J’ai visité le Cap Blanc à Nouadhibou il y a quelques jours, là où s’achèvent les frontières géographiques du pays et où commencent des interrogations troublantes. Le paysage y apparaît triste, malgré sa beauté naturelle, et peu conforme à ce que l’on pourrait attendre, dans la mesure où près de la moitié de la petite presqu’île de Nouadhibou échappe au contrôle national. Cette minuscule virgule de terre enfoncée dans la mer est trop exiguë pour être partagée entre deux Etats. Une situation, pour le moins inconfortable, qui enferme notre capitale économique dans un espace restreint et place nos installations minières — poumon de l’économie nationale — à un jet de pierre d’un espace ne relevant pas directement de notre autorité.
Je pense que cette question, qui touche à la souveraineté nationale, devrait figurer parmi les priorités de nos autorités dans le cadre du règlement du dossier du Sahara occidental, et que notre « neutralité positive » ne saurait signifier une posture de simple spectateur, sans implication ni intérêt.

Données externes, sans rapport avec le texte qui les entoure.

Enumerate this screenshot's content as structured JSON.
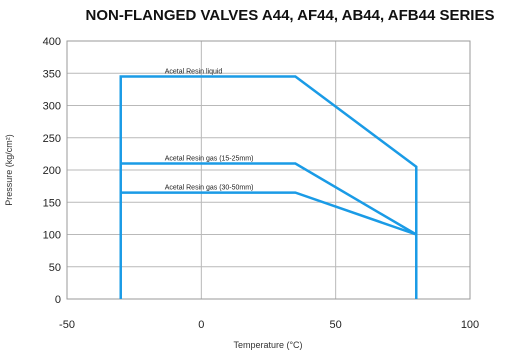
{
  "chart_data": {
    "type": "line",
    "title": "NON-FLANGED VALVES A44, AF44, AB44, AFB44 SERIES",
    "xlabel": "Temperature (°C)",
    "ylabel": "Pressure (kg/cm²)",
    "xlim": [
      -50,
      100
    ],
    "ylim": [
      0,
      400
    ],
    "xticks": [
      -50,
      0,
      50,
      100
    ],
    "yticks": [
      0,
      50,
      100,
      150,
      200,
      250,
      300,
      350,
      400
    ],
    "grid": true,
    "line_color": "#1a9be6",
    "series": [
      {
        "name": "Acetal Resin liquid",
        "x": [
          -30,
          -30,
          35,
          80,
          80
        ],
        "y": [
          0,
          345,
          345,
          205,
          0
        ]
      },
      {
        "name": "Acetal Resin gas (15-25mm)",
        "x": [
          -30,
          35,
          80
        ],
        "y": [
          210,
          210,
          100
        ]
      },
      {
        "name": "Acetal Resin gas (30-50mm)",
        "x": [
          -30,
          35,
          80
        ],
        "y": [
          165,
          165,
          100
        ]
      }
    ]
  }
}
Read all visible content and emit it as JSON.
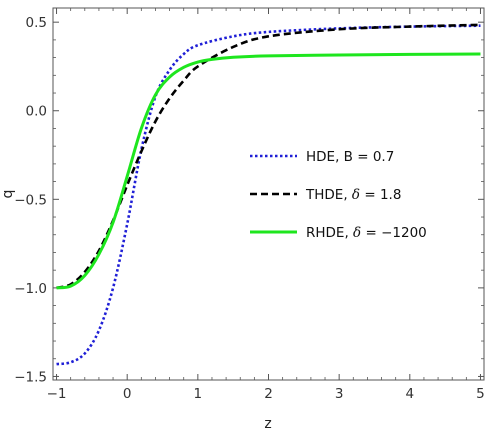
{
  "chart_data": {
    "type": "line",
    "xlabel": "z",
    "ylabel": "q",
    "xlim": [
      -1.05,
      5.05
    ],
    "ylim": [
      -1.52,
      0.58
    ],
    "xticks": [
      -1,
      0,
      1,
      2,
      3,
      4,
      5
    ],
    "xtick_labels": [
      "−1",
      "0",
      "1",
      "2",
      "3",
      "4",
      "5"
    ],
    "yticks": [
      -1.5,
      -1.0,
      -0.5,
      0.0,
      0.5
    ],
    "ytick_labels": [
      "−1.5",
      "−1.0",
      "−0.5",
      "0.0",
      "0.5"
    ],
    "grid": false,
    "legend_position": "center-right",
    "series": [
      {
        "name": "HDE, B = 0.7",
        "legend_prefix": "HDE, B = 0.7",
        "legend_symbol": "",
        "legend_value": "",
        "color": "#1f1fd6",
        "dash": "dotted",
        "x": [
          -1.0,
          -0.8,
          -0.6,
          -0.4,
          -0.2,
          0.0,
          0.2,
          0.4,
          0.6,
          0.8,
          1.0,
          1.5,
          2.0,
          3.0,
          4.0,
          5.0
        ],
        "y": [
          -1.43,
          -1.42,
          -1.37,
          -1.24,
          -1.0,
          -0.64,
          -0.22,
          0.08,
          0.23,
          0.32,
          0.37,
          0.42,
          0.445,
          0.465,
          0.475,
          0.48
        ]
      },
      {
        "name": "THDE, δ = 1.8",
        "legend_prefix": "THDE, ",
        "legend_symbol": "δ",
        "legend_value": " = 1.8",
        "color": "#000000",
        "dash": "dashed",
        "x": [
          -1.0,
          -0.8,
          -0.6,
          -0.4,
          -0.2,
          0.0,
          0.2,
          0.4,
          0.6,
          0.8,
          1.0,
          1.5,
          2.0,
          3.0,
          4.0,
          5.0
        ],
        "y": [
          -1.0,
          -0.98,
          -0.91,
          -0.79,
          -0.62,
          -0.42,
          -0.23,
          -0.06,
          0.07,
          0.17,
          0.25,
          0.36,
          0.42,
          0.46,
          0.475,
          0.485
        ]
      },
      {
        "name": "RHDE, δ = −1200",
        "legend_prefix": "RHDE, ",
        "legend_symbol": "δ",
        "legend_value": " = −1200",
        "color": "#1ee61e",
        "dash": "solid",
        "x": [
          -1.0,
          -0.8,
          -0.6,
          -0.4,
          -0.2,
          0.0,
          0.2,
          0.4,
          0.6,
          0.8,
          1.0,
          1.2,
          1.5,
          2.0,
          3.0,
          4.0,
          5.0
        ],
        "y": [
          -1.0,
          -0.99,
          -0.93,
          -0.81,
          -0.63,
          -0.37,
          -0.1,
          0.09,
          0.19,
          0.245,
          0.275,
          0.29,
          0.302,
          0.31,
          0.315,
          0.318,
          0.32
        ]
      }
    ]
  }
}
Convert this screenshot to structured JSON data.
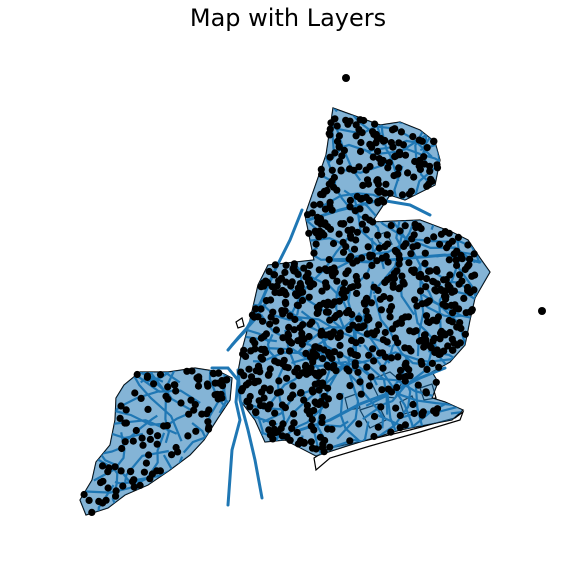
{
  "title": "Map with Layers",
  "colors": {
    "background": "#ffffff",
    "boundary_stroke": "#000000",
    "street_network": "#1f77b4",
    "points": "#000000"
  },
  "layers": [
    {
      "name": "borough-boundaries",
      "style": "black outline, no fill"
    },
    {
      "name": "street-network",
      "style": "blue lines"
    },
    {
      "name": "point-locations",
      "style": "black filled circles"
    }
  ],
  "axes_visible": false
}
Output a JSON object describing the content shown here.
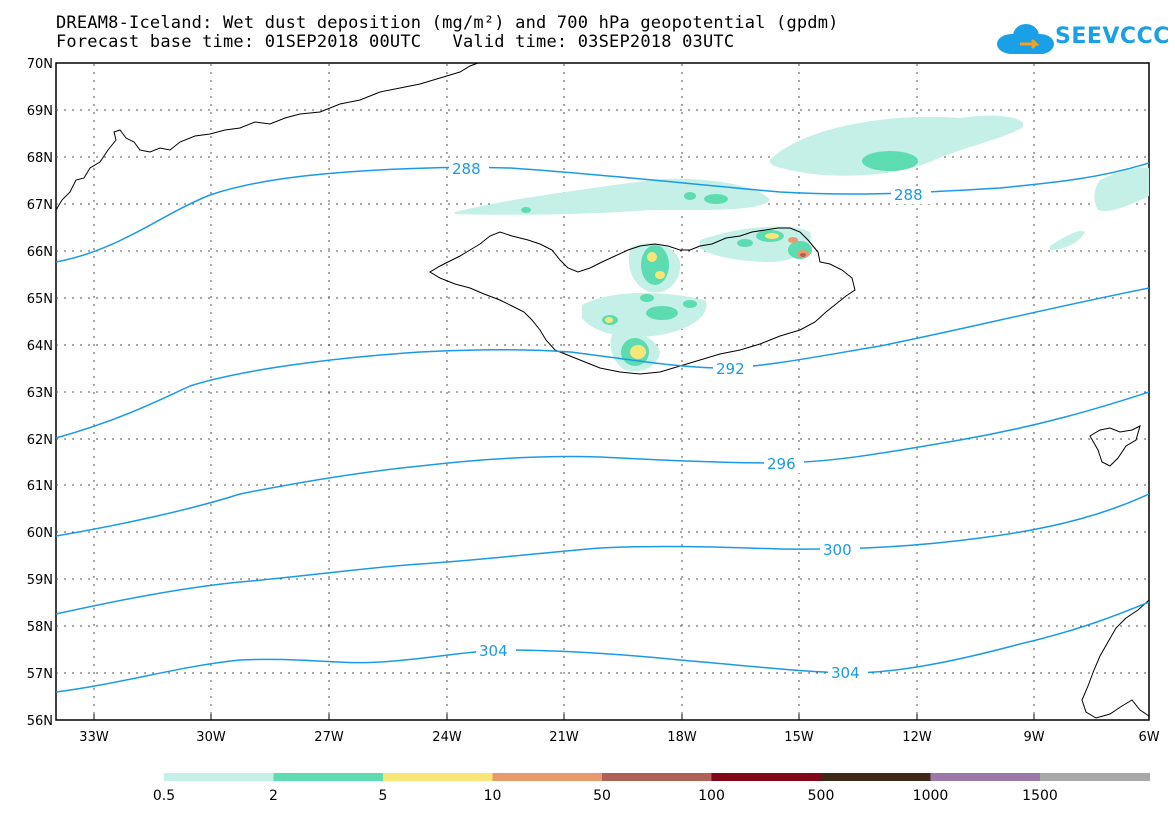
{
  "header": {
    "title_line1": "DREAM8-Iceland: Wet dust deposition (mg/m²) and 700 hPa geopotential (gpdm)",
    "title_line2": "Forecast base time: 01SEP2018 00UTC   Valid time: 03SEP2018 03UTC",
    "logo_text": "SEEVCCC"
  },
  "map": {
    "lat_labels": [
      "70N",
      "69N",
      "68N",
      "67N",
      "66N",
      "65N",
      "64N",
      "63N",
      "62N",
      "61N",
      "60N",
      "59N",
      "58N",
      "57N",
      "56N"
    ],
    "lon_labels": [
      "33W",
      "30W",
      "27W",
      "24W",
      "21W",
      "18W",
      "15W",
      "12W",
      "9W",
      "6W"
    ],
    "contour_labels": [
      "288",
      "288",
      "292",
      "296",
      "300",
      "304",
      "304"
    ],
    "contour_color": "#1a9ae6"
  },
  "legend": {
    "labels": [
      "0.5",
      "2",
      "5",
      "10",
      "50",
      "100",
      "500",
      "1000",
      "1500"
    ],
    "colors": [
      "#c4f0e8",
      "#5cdcb0",
      "#f8e678",
      "#e89a6c",
      "#b06058",
      "#800818",
      "#402818",
      "#9c78a8",
      "#a8a8a8"
    ]
  }
}
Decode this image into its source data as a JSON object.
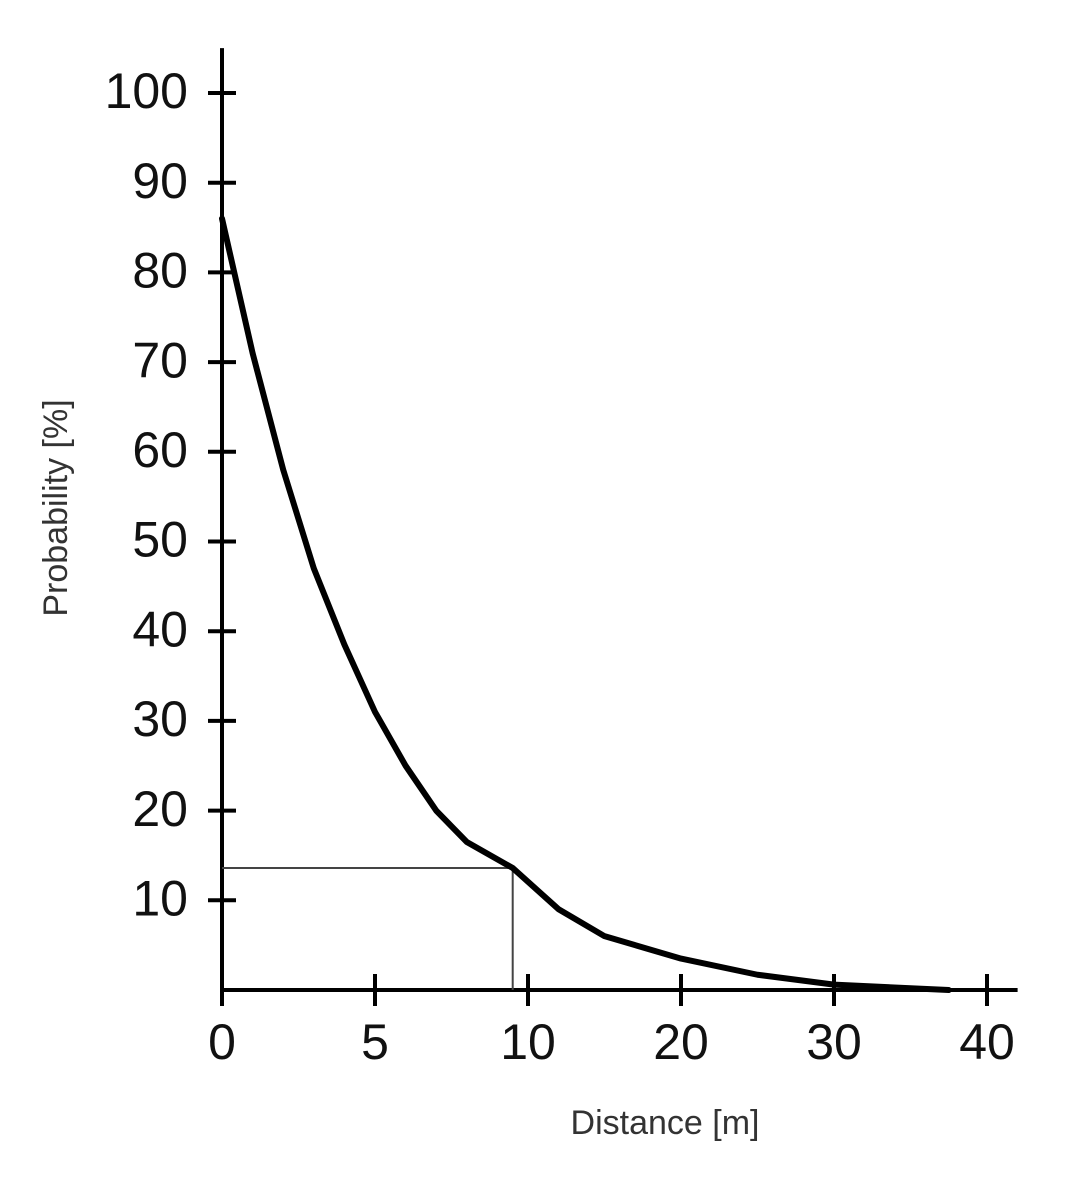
{
  "chart_data": {
    "type": "line",
    "x_label": "Distance [m]",
    "y_label": "Probability [%]",
    "x": [
      0,
      1,
      2,
      3,
      4,
      5,
      6,
      7,
      8,
      9.5,
      12,
      15,
      20,
      25,
      30,
      37.5
    ],
    "series": [
      {
        "color": "#000000",
        "values": [
          86,
          71,
          58,
          47,
          38.5,
          31,
          25,
          20,
          16.5,
          13.6,
          9,
          6,
          3.5,
          1.7,
          0.6,
          0
        ]
      }
    ],
    "xlim": [
      0,
      42
    ],
    "xticks": [
      0,
      5,
      10,
      20,
      30,
      40
    ],
    "ylim": [
      0,
      105
    ],
    "yticks": [
      10,
      20,
      30,
      40,
      50,
      60,
      70,
      80,
      90,
      100
    ],
    "marker": {
      "x": 9.5,
      "y": 13.6
    }
  }
}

Sous un angle plus large, une autre question politique mérite d’être posée : Pourquoi aucun des nombreux partis d’opposition mauritaniens, à ma connaissance, ne revendique — ne serait-ce que symboliquement — le rattachement du Sahara occidental à la Mauritanie, ou au moins, la réintégration de la région du Rio de Oro, comme c’était le cas avec une large reconnaissance, y compris celle du Royaume du Maroc, à la suite des Accords de Madrid de 1975, avant que le gouvernement militaire issu du coup d’État de 1978 n’y renonce sans contrepartie ?
Notre Constitution interdit-t- elle une telle revendication ? Son coût politique est-il trop élevé ? Ou bien cela ne constitue tout simplement pas un enjeu électoral significatif ?
Pourtant, certains partis marocains et non des moindres, continuent d’exprimer, de temps à autre, des revendications en faveur de l’intégration de la Mauritanie au Royaume du Maroc dans le cadre de ce qu’ils appellent le « Grand Maroc ». Bien que cette position ne reflète pas la ligne officielle du Royaume, qui reconnaît la Mauritanie depuis 1969, le sujet demeure toutefois présent dans les discours politiques et médiatiques.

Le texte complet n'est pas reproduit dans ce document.